Congress leader Harish Rawat after the Uttarakhand trust vote made a speech in which he thanked Sonia Gandhi and Rahul Gandhi. (PTI photo)
Dehradun: After winning the floor test in Uttarakhand Assembly, Congress leader Harish Rawat today refrained from commenting on its outcome but sought an end to the politics of confrontation by appealing to the "all powerful" Centre for help in development of the state.
68-year-old Rawat, who drove straight to the Congress office in Dehradun after the floor test, made a speech in which he thanked party president Sonia Gandhi and vice president Rahul Gandhi, legislators by individually taking their names, and party workers to express his gratitude to them for their solid support in the troubled times.
Earlier, stepping out of the Assembly after the vote, the sacked chief minister remarked "the cloud of uncertainty hovering over Uttarakhand will disappear tomorrow".

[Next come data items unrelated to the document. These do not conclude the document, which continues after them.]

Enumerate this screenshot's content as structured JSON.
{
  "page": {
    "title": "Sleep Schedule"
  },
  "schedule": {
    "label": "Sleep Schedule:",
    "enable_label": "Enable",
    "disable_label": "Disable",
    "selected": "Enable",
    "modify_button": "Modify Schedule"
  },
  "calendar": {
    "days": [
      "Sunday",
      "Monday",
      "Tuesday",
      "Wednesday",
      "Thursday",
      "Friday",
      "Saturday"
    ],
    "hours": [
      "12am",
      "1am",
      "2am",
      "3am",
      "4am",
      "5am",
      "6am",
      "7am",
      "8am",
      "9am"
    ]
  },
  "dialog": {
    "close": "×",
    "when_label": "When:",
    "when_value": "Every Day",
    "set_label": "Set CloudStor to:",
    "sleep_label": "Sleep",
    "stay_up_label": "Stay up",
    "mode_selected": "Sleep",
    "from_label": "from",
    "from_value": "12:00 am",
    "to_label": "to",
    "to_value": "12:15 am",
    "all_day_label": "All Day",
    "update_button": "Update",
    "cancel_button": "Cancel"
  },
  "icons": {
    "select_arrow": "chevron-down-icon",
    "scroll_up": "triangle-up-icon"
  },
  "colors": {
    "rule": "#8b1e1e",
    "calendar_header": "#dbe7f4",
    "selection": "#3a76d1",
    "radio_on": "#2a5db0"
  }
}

"The fight for democracy cannot be won alone," he said in the short speech in which he merely said it was the prerogative of the Supreme Court to announce the result of the trial of strength.
"I have all along been saying I am a small chief minister of a small state who has to fight poverty and backwardness.
"Come let's end the politics of confrontation and build together an Uttarakhand set firmly on the path of development. I appeal to the all-powerful people in Delhi to lend their helping hand in this noble mission," Mr Rawat said.
Maintaining that the fight for democracy can only be won with humility and not arrogance, he said the strength from all the sections of the people of Uttarakhand have sustained him through this fight for democracy, especially the silent majority which lives in the villages.
"There were several moments over the past one month or so when it seemed demons from the skies had swooped upon Uttarakhand inflicting painful wounds on its body one after another so much so that it could not even shout.
"But the strength of the people of the state, especially its silent majority which resides in the villages, the minorities, the Dalits and the youths and women, who sustained me through this fight for the restoration of democratic norms," he said to loud cheers from party workers.
Taking a jibe at the Centre over the CBI investigation into a sting operation against him, he said he was ready to go to jail.
"In fact I have already started preparing to go to jail. With old age my capacity to bear with excessive heat had come down but now I have switched off the fans at home to help myself adapt to the conditions in jail," he said.
Mr Rawat said he has also expressed his readiness for a narco test but dared his political rivals to also subject some other "wrestlers" from the state to a narco test.